Microscopic Examination
Zeihl-Neelsen Staining
The purulent part of the specimen was used to make a direct smear on a clean slide(2 × 1 cm). They were heat-fixed after air-drying and subjected for Zeihl-Neelsen staining (ZN stain) and graded according to RNTCP.12,16

Solid Medium: Lowenstein Jensen Medium (LJ)
After the decontamination samples, smear-positive and smear-negative samples were inoculated Lowenstein-Jensen Media. The processing of samples was done in Class II Bio-safety cabinet, BSL2. The slopes were incubated at 37°C after appropriate labeling with the date of inoculation. The slopes were assessed daily for growth. The time of appearance of first colony was noted, and slopes were additionally incubated for more growth.12

Liquid Medium: MycobacterialGrowth Indicator Tube (MGIT)
An MGIT-960 tube was inoculated with 0.8mL of PANTA and 0.5mL of sample and incubated at 37°C for 42 days (maximum) in MGIT-960 (Becton Dickinson) The final essential anti-TB medication concentrations, 0.1 g/ml INH and 1.0 g/ml RMP, were used during indirect DST. For MDRTB Line Probe Assay detection, specimens with smear positive, culture-positive, smear-negative sample were used.17,18

Cartridge Based Nuclear Acid Amplification Test (CBNAAT)
Sample (1 ml) was analyzed by CBNAAT on XpertMTB / RIF. There are 4 cartridges in the machine that was used for processing. The sampling reagent was added to the sample at 2:1 ratio, and kept at RT with intermittent shaking (15 min), according to standard operating procedure. 3 ml of sample transferred to the cartridge and inserted into the CBNAAT machine module.

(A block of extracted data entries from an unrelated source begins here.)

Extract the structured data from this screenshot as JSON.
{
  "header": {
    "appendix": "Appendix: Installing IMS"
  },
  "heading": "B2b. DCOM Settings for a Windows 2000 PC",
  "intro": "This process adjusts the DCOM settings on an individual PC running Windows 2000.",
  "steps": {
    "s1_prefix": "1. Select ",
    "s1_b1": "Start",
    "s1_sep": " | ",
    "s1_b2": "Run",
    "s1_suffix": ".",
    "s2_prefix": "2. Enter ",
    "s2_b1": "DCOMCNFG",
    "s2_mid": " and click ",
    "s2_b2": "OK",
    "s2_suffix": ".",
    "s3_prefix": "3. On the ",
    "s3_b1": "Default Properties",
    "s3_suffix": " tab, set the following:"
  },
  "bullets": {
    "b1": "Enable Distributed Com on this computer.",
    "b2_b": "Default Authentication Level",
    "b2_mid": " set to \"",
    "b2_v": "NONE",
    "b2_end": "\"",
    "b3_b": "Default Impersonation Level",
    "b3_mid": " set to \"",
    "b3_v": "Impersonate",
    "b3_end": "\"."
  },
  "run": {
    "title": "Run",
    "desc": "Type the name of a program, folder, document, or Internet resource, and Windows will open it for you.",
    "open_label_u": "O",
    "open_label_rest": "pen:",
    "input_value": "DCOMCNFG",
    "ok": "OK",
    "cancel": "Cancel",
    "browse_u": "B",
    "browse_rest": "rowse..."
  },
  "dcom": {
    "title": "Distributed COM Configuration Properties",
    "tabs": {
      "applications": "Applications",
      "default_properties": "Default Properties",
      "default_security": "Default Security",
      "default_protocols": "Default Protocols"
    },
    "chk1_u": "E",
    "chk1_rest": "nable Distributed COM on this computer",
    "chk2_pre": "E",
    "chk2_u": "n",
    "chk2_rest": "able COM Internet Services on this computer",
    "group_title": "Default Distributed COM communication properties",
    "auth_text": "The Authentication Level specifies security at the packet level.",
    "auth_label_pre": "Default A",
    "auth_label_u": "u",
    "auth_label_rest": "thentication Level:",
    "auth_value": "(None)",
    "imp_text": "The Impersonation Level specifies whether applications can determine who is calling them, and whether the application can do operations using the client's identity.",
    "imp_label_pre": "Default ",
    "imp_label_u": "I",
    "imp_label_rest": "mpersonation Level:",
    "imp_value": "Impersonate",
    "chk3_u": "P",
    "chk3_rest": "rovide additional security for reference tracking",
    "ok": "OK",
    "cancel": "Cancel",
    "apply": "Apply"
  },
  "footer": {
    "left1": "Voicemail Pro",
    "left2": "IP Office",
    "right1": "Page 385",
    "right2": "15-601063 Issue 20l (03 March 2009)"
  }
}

The tests were then carried out on CBNAAT machines according to the user manual of the manufacturer. The automated analytics cartridge with results in 1 hour and 50 minutes. In the same setting, the detection of Mycobacteria and resistance to rifampicin was carried out. LPA was done for all samples to identify the rifampicin-resistance.19,20

GenoType MTBDRplus Ver2.0 Line-probe Assay
The GenoType MTBDRplus Ver 2.0 test was carried out as directed by the manufacturer instructions. Three stages make up the assay: For each of the three genes, the assay checks for the presence of wild type (WT) and mutant (MUT) probes followed by multiplex PCR (biotinylated primers) and reverse hybridization for RIF resistance, inhA for low-level INH resistance and katG for high-level INH resistance.13

Mycobacterial DNA was extracted and steps were as follows: 500 µl of the decontaminated material was centrifuged for 15 minutes at 10,000 rpm. The pellet was resuspended in 100 µl of sterile distilled water, warmed for 20 minutes at 95°C, sonicated for 15 minutes, then centrifuged for 8 minutes at 13, 000 rpm. The supernatant, which is the DNA solution, was put into another sterile 2 ml cryotube after centrifugation and kept at 20°C until ready for PCR. 21

Pre-made amplification mixes (amplification mix A and mix B) with all of the necessary components were used for PCR. 5 µl of MTB strain ATCC 27294 was used as a positive control, and 5 µl of sterile distilled water was utilized as a negative control. The sample DNA supernatant (5 µl) was utilized for Polymerase Chain Reaction in a 50 µl reaction mixture arranged by the kit instructions.9

Denaturation at 95°C for 15 minutes was followed by 10 cycles of initial denaturation at 95°C for 30 seconds and 58°C for 2 minutes, followed by 20 cycles of 95°C for 25 seconds, 53°C for 40 seconds, and 70°C for 40 seconds, and a final extension at 70°C for 8 minutes. The automated machine was used to hybridization (twincubator). Strips were removed after hybridization and washing, left to air dry, fixed on paper, and the findings were interpreted.20-22

The interpretation of the assay results was carried out, provided a template was used to align the strip containing 27 reaction zones (6 control probes and 21 mutation probes). Control by conjugate (CC), control by amplification (AC), M. tuberculosis complex (TUB), control of rpoB amplification, control of inhA amplification, and control of katG amplification are among the control probes. The presence of bands suggesting a mutation or the lack of at least one of the wild-type bands indicates that the sample is resistant to the antibiotic tested.23,24

RESULTS

A total of 473 pulmonary samples collected from the patient with clinical and radiological suspicion of tuberculosis. In 473 MTB suspected samples, nearly 48 pulmonary samples were excluded from the study either due to inadequate samples or contamination and under anti tuberculosis therapy (ATT). The sample sources are showed in Table 1.

Table (1):
Sample distribution in patients Smear positive, Culture positive and GenoType MTBDR-plus (VER 2.0).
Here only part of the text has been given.